After graduating from Bible College in 1981, and having worked in camp ministry, on church staff, and in Christian schools, I became aware of a strong desire to return to a church-staff position where I could be most directly involved in helping people walk with God. At about the same time, Kasie, my wife mentioned that she also had a strong desire for us to return to a church staff position. So, we began to pray about this, but didn’t mention it to anyone.

Although my undergrad degree was in theology, I felt like I needed more training to do what was on my heart. We asked God for direction.

A couple of years earlier, my parents had gotten involved in a church where the pastoral staff had all graduated from Dallas Theological Seminary (DTS). Through their influence, Dad had seen significant growth in his own spiritual life. The impact their training had on their ability to help people walk with God impressed him deeply, and he wanted me to have access to that training.

So, while Kasie and I were secretly praying about me getting more training, Dad came to  me with the offer to pay my tuition to DTS, should I ever desire for more training.

Clearly, God was providing.

At this point, my plan for our living expenses was for Kasie and I to each start our own business. Her’s would rely on her domestic skills, particularly sewing. I would do handy-man work.

In retrospect, this was a most naive plan. But the key was that we were pursuing the promptings God had placed in our hearts.

Grandaddy, my Mom’s dad, had been in business for most of his adult life and saw immediately just how flawed my plan was. He was deeply concerned for our well-being.

I didn’t know it at the time, but he had a place down in the hay room of the barn that he considered his personal altar – the place where he would go to meet with God. He would kneel down beside a bale of hay, his Bible open, and talk to God about the things on his heart.

Well, he was so concerned about our situation that he spent three hours down there one day, wrestling with it before God. He came away with the conviction that he was supposed to cover our fixed monthly expenses – things like house payment and utilities.

Now, while this was a tremendous relief to us, it brought me to a very difficult place –  to one of those forks in the trail.

See, up to this point, in my mind, provision was based on merit. And merit was measured in dollars-per-hour. I was worth x-dollars per hour. Multiply that by the number of hours I worked, and that reflected my ability to provide for my family. In this system, progress is measured by the increase in your worth. The more you had to offer, the more you were worth. The more you were worth, the better you could provide for your family. Thus, your ability to provide for your family reflected your worth as an individual.

But here I was receiving something I hadn’t worked for. That felt like charity. And in this system, charity holds a curious place. Giving to charity is good. It demonstrates that I am able to not only provide for my family, but that my worth is so great, I have excess to give to others.

However, in this system, receiving charity is bad. If you take charity, it is because you lack sufficient worth to be able to provide for your family. And it felt like I was having to take charity. I struggled with feeling worthless.

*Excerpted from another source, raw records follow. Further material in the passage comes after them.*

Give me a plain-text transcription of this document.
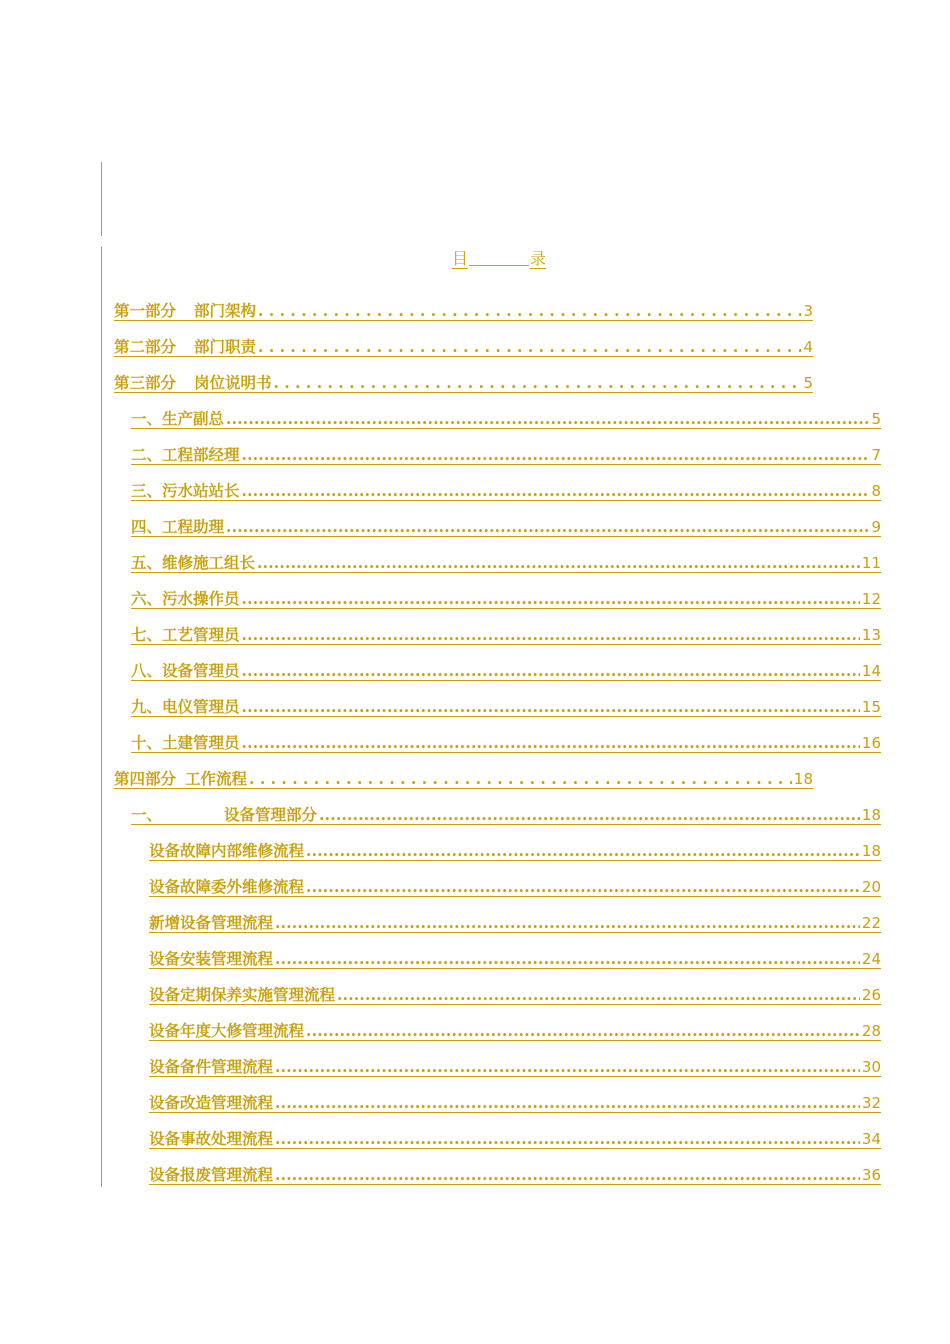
目	录
第一部分 部门架构 . . .	3
第二部分 部门职责 . . .	4
第三部分 岗位说明书 . . .	5
一、生产副总 .....	5
二、工程部经理 .....	7
三、污水站站长 .....	8
四、工程助理 .....	9
五、维修施工组长 .....	11
六、污水操作员 .....	12
七、工艺管理员 .....	13
八、设备管理员 .....	14
九、电仪管理员 .....	15
十、土建管理员 .....	16
第四部分 工作流程 . . .	18
一、	设备管理部分 .....	18
设备故障内部维修流程 .....	18
设备故障委外维修流程 .....	20
新增设备管理流程 .....	22
设备安装管理流程 .....	24
设备定期保养实施管理流程 .....	26
设备年度大修管理流程 .....	28
设备备件管理流程 .....	30
设备改造管理流程 .....	32
设备事故处理流程 .....	34
设备报废管理流程 .....	36
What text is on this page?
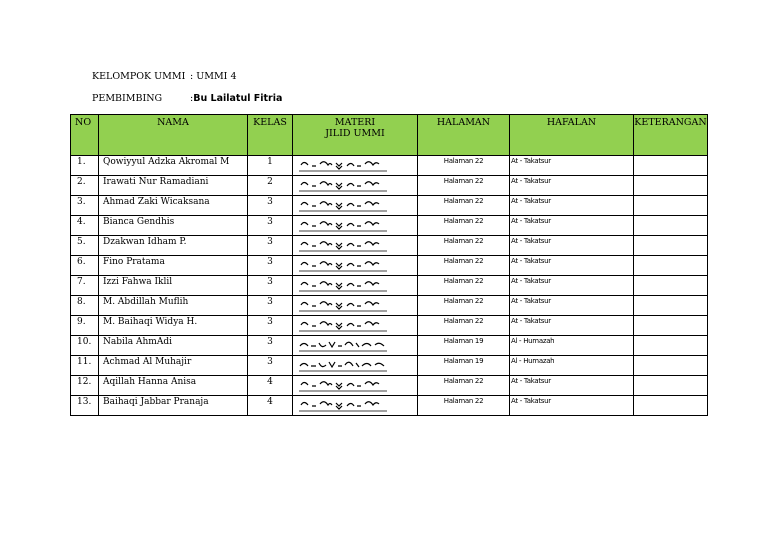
KELOMPOK UMMI : UMMI 4
PEMBIMBING	:Bu Lailatul Fitria
NO	NAMA	KELAS	MATERI
JILID UMMI	HALAMAN	HAFALAN	KETERANGAN
1.	Qowiyyul Adzka Akromal M	1		Halaman 22	At - Takatsur	
2.	Irawati Nur Ramadiani	2		Halaman 22	At - Takatsur	
3.	Ahmad Zaki Wicaksana	3		Halaman 22	At - Takatsur	
4.	Bianca Gendhis	3		Halaman 22	At - Takatsur	
5.	Dzakwan Idham P.	3		Halaman 22	At - Takatsur	
6.	Fino Pratama	3		Halaman 22	At - Takatsur	
7.	Izzi Fahwa Iklil	3		Halaman 22	At - Takatsur	
8.	M. Abdillah Muflih	3		Halaman 22	At - Takatsur	
9.	M. Baihaqi Widya H.	3		Halaman 22	At - Takatsur	
10.	Nabila AhmAdi	3		Halaman 19	Al - Humazah	
11.	Achmad Al Muhajir	3		Halaman 19	Al - Humazah	
12.	Aqillah Hanna Anisa	4		Halaman 22	At - Takatsur	
13.	Baihaqi Jabbar Pranaja	4		Halaman 22	At - Takatsur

In the midst of this, God brought to mind Jesus’ washing of the disciples’ feet and His words to Peter (John 13:5-20). Jesus’ washing of their feet was an object lesson to teach them that they were to serve one another. For this to take place, not only would one of them have to humble themselves and serve, but another would have to allow themselves to be served.

Peter’s refusal to let Jesus wash his feet challenged the whole model. Within the church, we are to serve one another. That means that each of us must be willing to let others within the body serve us.

Through this, God was teaching me that I needed to be willing to let others serve me. I needed to let Grandaddy be God’s provision in my life at that point.

See, God’s system is simpler than mine was. In God’s system, you trust God, following His leading, and He provides.

God was leading me to DTS. And He was providing. Through Dad. Through Grandaddy. But I would have to learn to let go of my merit-based system. I was going to have to depend on God. And that meant letting others serve me in significant ways.